The equipment delivered were designed and manufactured according to the highest quality and safety standards required by the European XFEL. Few companies have the capability to undertake mass production of this kind due to the high precision that such equipment demands.

The world’s most powerful X-ray facility

The European X-Ray Free-Electron Laser (European XFEL) is a scientific facility that was commissioned in 2017 in Schenefeld-Hamburg, Germany, and is capable of generating high-intensity X-ray flashes. Thanks to its extraordinary features, unique in the world, the facility is opening up completely new research opportunities for scientists and industrial users, from mapping atomic details of viruses, filming chemical reactions to studying processes deep inside planets.

The facility consists of a network of tunnels more than 3.4 km long.
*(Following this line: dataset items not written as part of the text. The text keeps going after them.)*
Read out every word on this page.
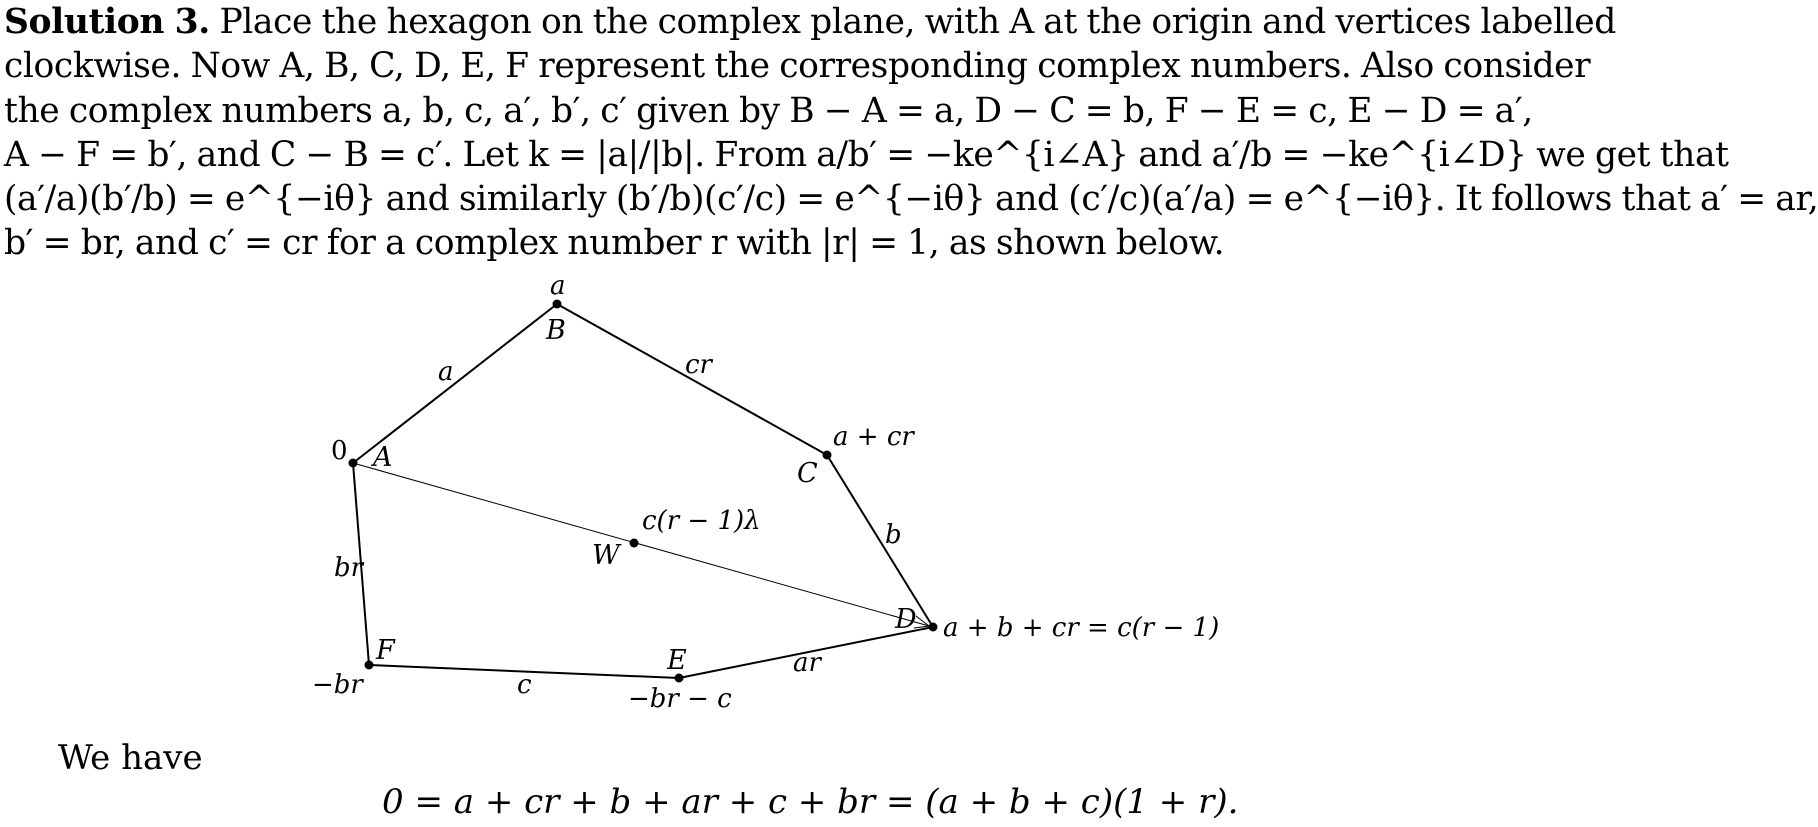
Solution 3. Place the hexagon on the complex plane, with A at the origin and vertices labelled
clockwise. Now A, B, C, D, E, F represent the corresponding complex numbers. Also consider
the complex numbers a, b, c, a′, b′, c′ given by B − A = a, D − C = b, F − E = c, E − D = a′,
A − F = b′, and C − B = c′. Let k = |a|/|b|. From a/b′ = −ke^{i∠A} and a′/b = −ke^{i∠D} we get that
(a′/a)(b′/b) = e^{−iθ} and similarly (b′/b)(c′/c) = e^{−iθ} and (c′/c)(a′/a) = e^{−iθ}. It follows that a′ = ar,
b′ = br, and c′ = cr for a complex number r with |r| = 1, as shown below.
A
B
C
D
E
F
W
0
a
a + cr
a + b + cr = c(r − 1)
−br − c
−br
c(r − 1)λ
a	cr
b
ar
c
br
We have
0 = a + cr + b + ar + c + br = (a + b + c)(1 + r).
The accelerator consists of 128 two-metre tubes lined up in a row. The undulator array consists of 18 five-metre undulators aligned with 560 magnets.

The X-ray flashes generated at the facility have very special characteristics for three reasons: their pulses are extremely fast (27,000 times per second); they have a very pure monochromatic wavelength; and they are very powerful (their brightness is 1 billion times higher than that of the best conventional X-ray radiation sources). The electrons are guided and packed into a size of 50 microns, and the light produced can be focused on a spot as small as 11nm (11 millionths of a millimetre).